Last Updated On June 10th, 2020
Besides beautifying your outdoor space and adding retail value to your property, a garden also benefits the environment. Read on for 7 ways gardening is good Mother Earth!
Plants take in carbon dioxide and release oxygen through photosynthesis. The result is cleaner air that is exactly what we humans need to survive! Carbon dioxide is a greenhouse gas that traps in heat and is hypothesized to be an agent in climate change.
Reduce carbon footprint
If you are growing your own fruits, vegetables, or herbs, then you’re probably not purchasing these items at the grocery store. The produce at the supermarket usually travels far before it ends up there. By eating food grown from your garden, you are not “buying in” on the negative effects that transporting produce has on the environment.
Most people don’t know this, but plants help to filter chemicals and bacteria from the water in the ground.
Great for wildlife
Your garden can be a source of food or home for a variety of different animals. It gives insects, birds, reptiles, and other animals, options as hiding places from their predators.
Reduce noise pollution
Trees and plants help to reduce noise pollution by absorbing sound. If you live near a highway or railway, then you should consider planting trees to reduce noise from passing cars or trains.
Plant roots and mulch holds the soil in its place and reduce erosions. This keeps unwanted sediment out of streams, roads, and storm drains.
Reduce energy costs
An effective landscape design warms your house in the winter and cools it in the summer. An extremely efficient garden can reduce your energy costs by up to twenty percent! Want to grow an efficient garden? Here’s how:
- Choose the right plants for your yard. That means low-maintenance plants that are best adapted for the climate, soil, and pest population of where you live. These plants are more likely to live through the seasons. For ideas, check out the public gardens and arboretums in your area.
- Don’t go for invasive plants which can grow aggressively and push out native plants. This is because invasive plants did not evolve in your specific area, so they don’t have many natural “enemies.”
- Use plant climbers and wall shrubs on walls and fences to insulate your homes.
- Think paving carefully and keep it to a minimum, using permeable materials. This allows rainwater to get into the soil, rather than flooding over.

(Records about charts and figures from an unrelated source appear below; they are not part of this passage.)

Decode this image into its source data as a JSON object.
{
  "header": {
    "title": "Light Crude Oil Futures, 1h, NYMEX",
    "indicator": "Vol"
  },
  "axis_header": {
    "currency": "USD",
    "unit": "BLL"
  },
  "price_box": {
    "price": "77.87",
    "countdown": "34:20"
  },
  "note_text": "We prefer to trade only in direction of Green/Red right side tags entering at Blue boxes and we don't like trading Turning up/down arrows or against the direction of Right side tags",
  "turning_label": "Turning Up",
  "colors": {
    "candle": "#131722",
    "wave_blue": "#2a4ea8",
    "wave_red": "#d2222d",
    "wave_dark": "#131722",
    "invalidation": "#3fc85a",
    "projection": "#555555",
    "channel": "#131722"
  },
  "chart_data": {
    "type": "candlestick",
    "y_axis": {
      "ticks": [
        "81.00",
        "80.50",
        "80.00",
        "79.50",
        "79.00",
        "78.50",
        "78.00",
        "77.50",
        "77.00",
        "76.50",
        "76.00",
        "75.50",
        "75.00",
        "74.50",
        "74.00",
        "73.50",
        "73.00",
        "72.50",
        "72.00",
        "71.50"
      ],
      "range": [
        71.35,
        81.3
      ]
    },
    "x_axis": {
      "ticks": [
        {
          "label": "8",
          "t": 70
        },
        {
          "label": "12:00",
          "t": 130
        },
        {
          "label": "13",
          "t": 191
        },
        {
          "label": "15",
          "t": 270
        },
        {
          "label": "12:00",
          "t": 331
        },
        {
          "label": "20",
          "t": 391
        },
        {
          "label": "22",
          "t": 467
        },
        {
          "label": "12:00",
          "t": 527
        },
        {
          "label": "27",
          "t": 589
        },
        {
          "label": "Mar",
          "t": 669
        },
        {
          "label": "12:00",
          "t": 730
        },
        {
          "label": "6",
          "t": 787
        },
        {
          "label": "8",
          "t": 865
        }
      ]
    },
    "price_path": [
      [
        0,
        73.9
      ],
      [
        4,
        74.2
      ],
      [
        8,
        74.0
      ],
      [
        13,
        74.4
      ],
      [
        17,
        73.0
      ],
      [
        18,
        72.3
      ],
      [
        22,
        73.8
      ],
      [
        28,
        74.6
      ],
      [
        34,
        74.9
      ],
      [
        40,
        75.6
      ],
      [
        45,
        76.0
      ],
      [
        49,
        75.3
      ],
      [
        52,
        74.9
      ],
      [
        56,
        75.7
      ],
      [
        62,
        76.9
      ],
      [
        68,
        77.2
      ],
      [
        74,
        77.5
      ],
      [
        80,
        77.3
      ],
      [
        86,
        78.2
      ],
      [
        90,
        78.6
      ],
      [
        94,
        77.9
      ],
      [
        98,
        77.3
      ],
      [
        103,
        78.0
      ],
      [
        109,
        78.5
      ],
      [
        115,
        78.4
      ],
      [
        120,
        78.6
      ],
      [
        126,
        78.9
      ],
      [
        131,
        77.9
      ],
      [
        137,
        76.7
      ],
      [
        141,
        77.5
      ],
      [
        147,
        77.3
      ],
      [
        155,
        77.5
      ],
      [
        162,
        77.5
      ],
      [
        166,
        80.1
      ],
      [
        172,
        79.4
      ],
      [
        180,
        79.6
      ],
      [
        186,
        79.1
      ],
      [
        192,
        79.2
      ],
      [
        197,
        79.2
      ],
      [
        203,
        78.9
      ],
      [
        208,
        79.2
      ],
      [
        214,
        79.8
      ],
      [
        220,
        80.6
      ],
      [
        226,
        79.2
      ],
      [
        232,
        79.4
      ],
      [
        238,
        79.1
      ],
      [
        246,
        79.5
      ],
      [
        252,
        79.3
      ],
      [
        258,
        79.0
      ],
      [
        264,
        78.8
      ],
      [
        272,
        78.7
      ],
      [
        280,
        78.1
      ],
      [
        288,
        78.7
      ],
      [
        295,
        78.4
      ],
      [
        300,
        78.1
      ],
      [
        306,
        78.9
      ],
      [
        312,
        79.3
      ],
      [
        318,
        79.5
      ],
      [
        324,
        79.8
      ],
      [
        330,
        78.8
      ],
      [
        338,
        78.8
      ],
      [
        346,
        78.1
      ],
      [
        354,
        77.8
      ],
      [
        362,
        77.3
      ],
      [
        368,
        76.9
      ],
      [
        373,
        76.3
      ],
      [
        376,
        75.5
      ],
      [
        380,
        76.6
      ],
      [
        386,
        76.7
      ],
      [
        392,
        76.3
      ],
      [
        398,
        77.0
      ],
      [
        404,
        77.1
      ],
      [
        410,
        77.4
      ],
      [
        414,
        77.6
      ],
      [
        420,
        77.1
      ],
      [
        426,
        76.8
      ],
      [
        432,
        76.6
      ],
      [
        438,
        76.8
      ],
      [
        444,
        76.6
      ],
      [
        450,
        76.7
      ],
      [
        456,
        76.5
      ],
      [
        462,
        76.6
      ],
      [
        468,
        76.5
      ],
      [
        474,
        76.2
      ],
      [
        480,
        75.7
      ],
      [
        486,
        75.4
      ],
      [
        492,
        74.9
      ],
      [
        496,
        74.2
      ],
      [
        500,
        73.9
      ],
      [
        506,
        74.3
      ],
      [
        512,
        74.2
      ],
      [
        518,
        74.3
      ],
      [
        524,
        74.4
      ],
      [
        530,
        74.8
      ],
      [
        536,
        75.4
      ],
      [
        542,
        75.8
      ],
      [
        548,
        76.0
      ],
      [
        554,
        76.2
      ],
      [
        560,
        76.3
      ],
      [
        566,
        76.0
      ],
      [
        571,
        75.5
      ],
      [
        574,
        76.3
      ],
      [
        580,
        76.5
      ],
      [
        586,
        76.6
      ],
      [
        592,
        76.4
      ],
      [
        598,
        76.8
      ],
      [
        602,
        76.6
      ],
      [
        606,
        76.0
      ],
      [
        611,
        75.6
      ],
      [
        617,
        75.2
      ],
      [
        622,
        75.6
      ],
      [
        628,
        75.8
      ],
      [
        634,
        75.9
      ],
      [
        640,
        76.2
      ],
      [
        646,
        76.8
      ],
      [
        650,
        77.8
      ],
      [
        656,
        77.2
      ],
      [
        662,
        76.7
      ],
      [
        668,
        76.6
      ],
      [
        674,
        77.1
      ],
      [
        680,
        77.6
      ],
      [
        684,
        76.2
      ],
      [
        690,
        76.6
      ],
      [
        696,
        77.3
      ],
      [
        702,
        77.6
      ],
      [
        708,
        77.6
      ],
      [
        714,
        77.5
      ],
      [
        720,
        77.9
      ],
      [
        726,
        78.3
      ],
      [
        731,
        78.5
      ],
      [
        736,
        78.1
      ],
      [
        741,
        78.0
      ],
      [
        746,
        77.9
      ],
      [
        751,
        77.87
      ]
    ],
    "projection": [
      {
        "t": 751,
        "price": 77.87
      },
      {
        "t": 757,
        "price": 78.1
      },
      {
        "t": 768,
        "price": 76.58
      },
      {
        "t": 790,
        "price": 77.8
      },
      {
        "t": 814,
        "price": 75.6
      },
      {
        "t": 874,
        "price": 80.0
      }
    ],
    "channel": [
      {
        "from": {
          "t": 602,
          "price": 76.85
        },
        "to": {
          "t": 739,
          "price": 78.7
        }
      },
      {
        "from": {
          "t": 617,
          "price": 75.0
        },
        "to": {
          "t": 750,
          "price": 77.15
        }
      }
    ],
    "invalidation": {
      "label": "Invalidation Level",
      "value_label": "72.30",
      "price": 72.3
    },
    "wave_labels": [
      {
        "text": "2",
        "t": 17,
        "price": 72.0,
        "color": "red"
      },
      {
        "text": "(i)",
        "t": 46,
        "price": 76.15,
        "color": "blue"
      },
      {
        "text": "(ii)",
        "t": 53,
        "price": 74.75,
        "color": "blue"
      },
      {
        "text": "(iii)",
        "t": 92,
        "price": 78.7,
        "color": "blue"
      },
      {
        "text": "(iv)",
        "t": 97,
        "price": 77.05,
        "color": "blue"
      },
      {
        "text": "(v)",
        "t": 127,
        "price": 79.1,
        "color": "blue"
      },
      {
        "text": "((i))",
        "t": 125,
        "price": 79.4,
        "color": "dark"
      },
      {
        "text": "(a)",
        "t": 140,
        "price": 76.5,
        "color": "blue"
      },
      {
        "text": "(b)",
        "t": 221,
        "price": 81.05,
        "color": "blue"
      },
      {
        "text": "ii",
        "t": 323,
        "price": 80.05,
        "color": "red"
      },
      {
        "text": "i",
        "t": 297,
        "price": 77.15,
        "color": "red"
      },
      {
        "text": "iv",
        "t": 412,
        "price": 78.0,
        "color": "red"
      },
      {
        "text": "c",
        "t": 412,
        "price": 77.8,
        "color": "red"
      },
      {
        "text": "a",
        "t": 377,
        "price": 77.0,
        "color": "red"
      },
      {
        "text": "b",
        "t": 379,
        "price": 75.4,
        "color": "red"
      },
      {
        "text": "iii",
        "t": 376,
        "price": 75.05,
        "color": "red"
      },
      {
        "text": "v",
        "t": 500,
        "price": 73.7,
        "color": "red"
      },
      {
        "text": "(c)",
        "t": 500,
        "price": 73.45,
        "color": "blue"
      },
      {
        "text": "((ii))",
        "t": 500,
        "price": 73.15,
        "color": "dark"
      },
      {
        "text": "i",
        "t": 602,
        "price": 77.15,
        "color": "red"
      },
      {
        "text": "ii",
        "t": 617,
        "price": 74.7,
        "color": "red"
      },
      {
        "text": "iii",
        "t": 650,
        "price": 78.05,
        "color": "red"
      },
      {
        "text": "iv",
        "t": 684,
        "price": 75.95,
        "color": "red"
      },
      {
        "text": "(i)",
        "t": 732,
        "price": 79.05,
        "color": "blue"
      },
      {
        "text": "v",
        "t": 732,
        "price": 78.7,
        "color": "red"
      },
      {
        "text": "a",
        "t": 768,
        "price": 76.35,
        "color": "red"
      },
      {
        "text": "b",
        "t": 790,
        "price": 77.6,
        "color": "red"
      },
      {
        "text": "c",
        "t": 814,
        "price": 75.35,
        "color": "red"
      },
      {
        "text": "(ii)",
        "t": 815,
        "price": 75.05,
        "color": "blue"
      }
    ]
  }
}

Turn barren roofs into green spaces which help to reduce flooding and cool the surface and surrounding air. Before undertaking this feat, however, make sure your roof can handle the added weight.
Organic Gardening Tips
Avoid chemical pesticides and weed killers. These are quite toxic to the environment, animals, and people. Instead of using chemicals, research companion plants that work as pest repellants as well as organic pesticides.
- Compost waste. Instead of artificial fertilisers which pollute the groundwater, use composted garden and kitchen waste instead.
- Attract wildlife. Most animals do not destroy garden plants. However, many do feed on pests and work as a natural pesticide. Make your garden animal-friendly by installing a bug house, bird box, water, and animal-friendly plants.
- Collect rainwater. Gardens need a lot of water, so instead of letting the rainwater go down the drain, collect it and use the rainwater to hydrate your garden.
Gardens help the environment by reducing air and noise pollution, erosion, and energy costs, minimizing carbon footprint, filtering the groundwater, and providing a food and home source for various animals and insects.